Algunos de sus dramas, vulgares y macabros, sobre todo cuando representaba la caída del ángel rebelde. Se cubría el cuerpo de onoto, ocultaba su cara tras una máscara en forma de calavera, con mandíbulas de oso frontino, y tras él, una algarabía de niños disfrazados de diablillos llevaban, en sus espaldas, alas rojas. En las manos tenían espadas de madera para golpear a todo aquel que se les acercara. Iban arreando al gentío hasta encerrarlos en la iglesia.

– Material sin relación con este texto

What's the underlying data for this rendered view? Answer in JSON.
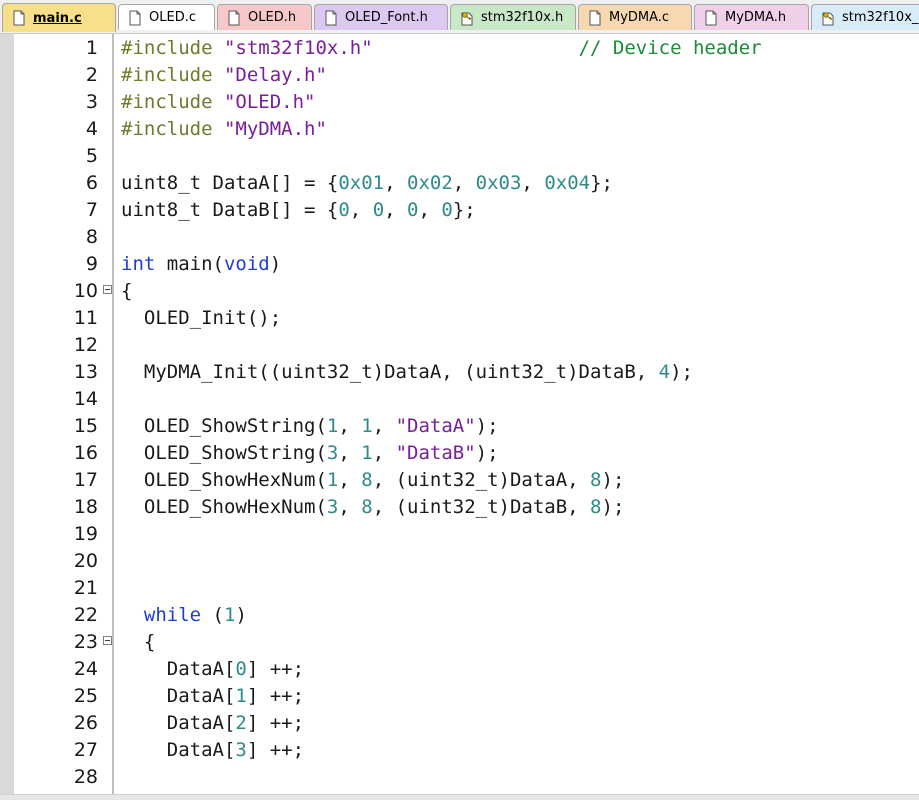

En el portal, empezaba Crisóstomo, quien representaba al diablo mayor, vomitando fuego por la boca y blasfemando. Algunos atrevidos llegaban a lanzarle, una que otra piedra. Cuando se le acababa el alcohol para hacer buches de fuego. Se paraba en la salida de la iglesia con la máscara en su espalda y se cubría con una trapera llena de estampas de santos y oraciones, que protegían a los devotos de las jugarretas de Satán, hasta que no vendiera todo no dejaba salir al gentío atrapado en la iglesia. Cuando se acercaban a pagarle, algunos no lograban ocultar el terror que sentían.

Murmuraban:

– Demasiada locura para vender unas estampas, ¿no estaremos ante el mismísimo demonio, disfrazado de Juan Crisóstomo?

Este sentimiento se acentuaba cuando pasaba cerca de alguien, que le había lanzado una pedrada y sin titubear decía su nombre, apellido y año en que había nacido y le recriminaba con rabia:

– Te quedó muy bien pintado Pérez, lanzarme una piedra por la espalda, pensaste que no te iba a reconocer, ¿por qué no me la tiras ahora para ver cómo será tu cosecha este año? Siempre estaba a la defensiva. Le gustaba reírse de los rostros de susto de la gente, y allí empezaba la fiesta y la venta de mistela.